Les points communs entre l'orthorexie et l'anorexie sont nombreux : le caractère restrictif de l’anorexie se retrouve fréquemment dans les cas d’orthorexie rapportés. On retrouve une importante perte de poids avec des carences mettant en jeu leur santé[46]. Il s'agit également du sentiment de culpabilité lors de la transgression des règles qu’ils se sont imposées[47]. Les traits de personnalités tels que le perfectionnisme, les traits obsessionnels (rigidité, rituels. . .) sont également partagés, tout comme la perturbation de l’image corporelle[47].
On repère souvent un comportement orthorexique qui apparaît avant l'apparition de l'anorexie ou à l'inverse, pour sortir de l'anorexie. Ainsi, pour certains auteurs, l’orthorexie pourrait être une forme d’« anorexie socialement acceptée »[48],[49], ou à l’inverse une porte d’entrée, un pré-syndrome anorexique[50].
Une catégorie du DSM regroupe les formes atypiques de troubles alimentaires[51]. Il pourrait alors être possible de considérer l'orthorexie comme relevant de cette catégorie. L'orthorexie a pu être rapprochée du trouble d'évitement alimentaire ou de néophobie [52], sans convaincre réellement.
L’orthorexie partage en effet de nombreux traits communs avec les problématiques obsessionnelles[53] : l’aspect rituel lié à la préparation des repas, de fausses croyances, des compulsions qui apaisent l'angoisse, une personnalité rigide et perfectionniste. L’orthorexie pourrait ainsi être considérée comme une problématique obsessionnelle dont l’alimentation serait l’objet[54].

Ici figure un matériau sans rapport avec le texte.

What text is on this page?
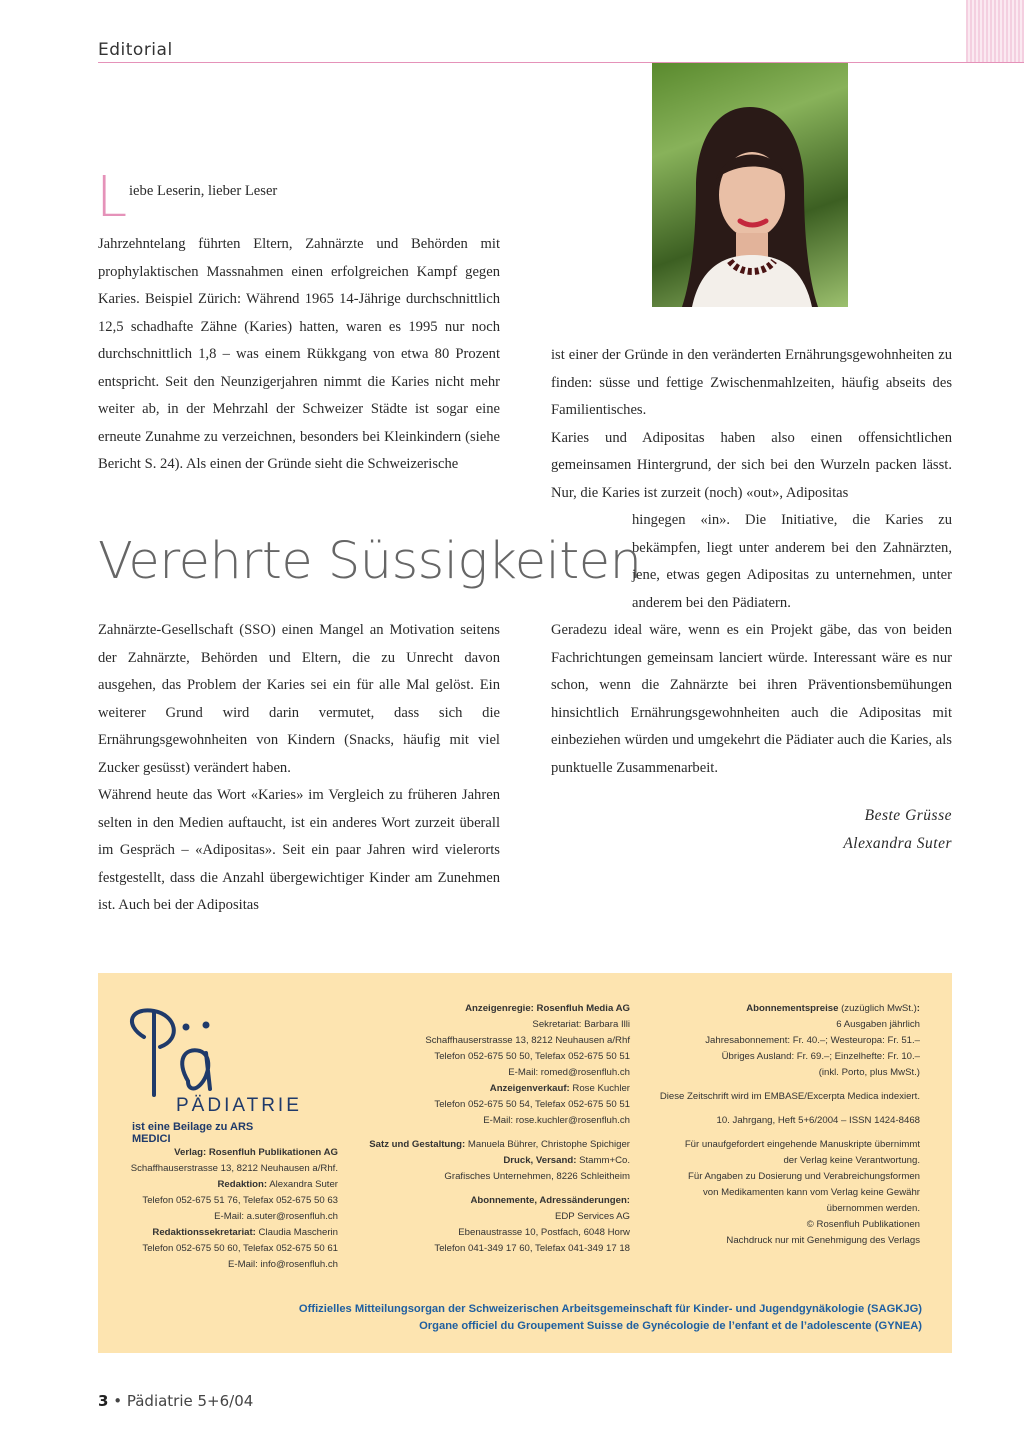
Editorial
L iebe Leserin, lieber Leser

Jahrzehntelang führten Eltern, Zahnärzte und Behörden mit prophylaktischen Massnahmen einen erfolgreichen Kampf gegen Karies. Beispiel Zürich: Während 1965 14-Jährige durchschnittlich 12,5 schadhafte Zähne (Karies) hatten, waren es 1995 nur noch durchschnittlich 1,8 – was einem Rükkgang von etwa 80 Prozent entspricht. Seit den Neunzigerjahren nimmt die Karies nicht mehr weiter ab, in der Mehrzahl der Schweizer Städte ist sogar eine erneute Zunahme zu verzeichnen, besonders bei Kleinkindern (siehe Bericht S. 24). Als einen der Gründe sieht die Schweizerische

Verehrte Süssigkeiten

Zahnärzte-Gesellschaft (SSO) einen Mangel an Motivation seitens der Zahnärzte, Behörden und Eltern, die zu Unrecht davon ausgehen, das Problem der Karies sei ein für alle Mal gelöst. Ein weiterer Grund wird darin vermutet, dass sich die Ernährungsgewohnheiten von Kindern (Snacks, häufig mit viel Zucker gesüsst) verändert haben.

Während heute das Wort «Karies» im Vergleich zu früheren Jahren selten in den Medien auftaucht, ist ein anderes Wort zurzeit überall im Gespräch – «Adipositas». Seit ein paar Jahren wird vielerorts festgestellt, dass die Anzahl übergewichtiger Kinder am Zunehmen ist. Auch bei der Adipositas

ist einer der Gründe in den veränderten Ernährungsgewohnheiten zu finden: süsse und fettige Zwischenmahlzeiten, häufig abseits des Familientisches.

Karies und Adipositas haben also einen offensichtlichen gemeinsamen Hintergrund, der sich bei den Wurzeln packen lässt. Nur, die Karies ist zurzeit (noch) «out», Adipositas

hingegen «in». Die Initiative, die Karies zu bekämpfen, liegt unter anderem bei den Zahnärzten, jene, etwas gegen Adipositas zu unternehmen, unter anderem bei den Pädiatern.

Geradezu ideal wäre, wenn es ein Projekt gäbe, das von beiden Fachrichtungen gemeinsam lanciert würde. Interessant wäre es nur schon, wenn die Zahnärzte bei ihren Präventionsbemühungen hinsichtlich Ernährungsgewohnheiten auch die Adipositas mit einbeziehen würden und umgekehrt die Pädiater auch die Karies, als punktuelle Zusammenarbeit.

Beste Grüsse
Alexandra Suter
PÄDIATRIE
ist eine Beilage zu ARS MEDICI
Verlag: Rosenfluh Publikationen AG
Schaffhauserstrasse 13, 8212 Neuhausen a/Rhf.
Redaktion: Alexandra Suter
Telefon 052-675 51 76, Telefax 052-675 50 63
E-Mail: a.suter@rosenfluh.ch
Redaktionssekretariat: Claudia Mascherin
Telefon 052-675 50 60, Telefax 052-675 50 61
E-Mail: info@rosenfluh.ch
Anzeigenregie: Rosenfluh Media AG
Sekretariat: Barbara Illi
Schaffhauserstrasse 13, 8212 Neuhausen a/Rhf
Telefon 052-675 50 50, Telefax 052-675 50 51
E-Mail: romed@rosenfluh.ch
Anzeigenverkauf: Rose Kuchler
Telefon 052-675 50 54, Telefax 052-675 50 51
E-Mail: rose.kuchler@rosenfluh.ch
Satz und Gestaltung: Manuela Bührer, Christophe Spichiger
Druck, Versand: Stamm+Co.
Grafisches Unternehmen, 8226 Schleitheim
Abonnemente, Adressänderungen:
EDP Services AG
Ebenaustrasse 10, Postfach, 6048 Horw
Telefon 041-349 17 60, Telefax 041-349 17 18
Abonnementspreise (zuzüglich MwSt.):
6 Ausgaben jährlich
Jahresabonnement: Fr. 40.–; Westeuropa: Fr. 51.–
Übriges Ausland: Fr. 69.–; Einzelhefte: Fr. 10.–
(inkl. Porto, plus MwSt.)
Diese Zeitschrift wird im EMBASE/Excerpta Medica indexiert.
10. Jahrgang, Heft 5+6/2004 – ISSN 1424-8468
Für unaufgefordert eingehende Manuskripte übernimmt
der Verlag keine Verantwortung.
Für Angaben zu Dosierung und Verabreichungsformen
von Medikamenten kann vom Verlag keine Gewähr
übernommen werden.
© Rosenfluh Publikationen
Nachdruck nur mit Genehmigung des Verlags
Offizielles Mitteilungsorgan der Schweizerischen Arbeitsgemeinschaft für Kinder- und Jugendgynäkologie (SAGKJG)
Organe officiel du Groupement Suisse de Gynécologie de l’enfant et de l’adolescente (GYNEA)
3 • Pädiatrie 5+6/04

Au fil des recherches, une distinction s'est faîte sur le concept d'orthorexie, distinguant l'orthorexie nerveuse, comme trouble à l'healthy orthorexia[55] (orthorexie saine), comme mode de vie choisi et non pathologique. L'Healthy orthorexia est liée à des émotions positives alors que l’orthorexia nervosa à des émotions négatives[55]. Cette distinction se base sur un nouvel outil le Teruel Orthorexia Scale[56].
Ces travaux rejoignent les travaux sociologiques de C. Adamiec, qui relevait que l'orthorexie étant souvent lié à des choix personnels liés à une dimension morale et non pathologique[57].
Les réseaux sociaux ont été reconnus comme pouvant favoriser l'émergence de l'orthorexie[58],[59].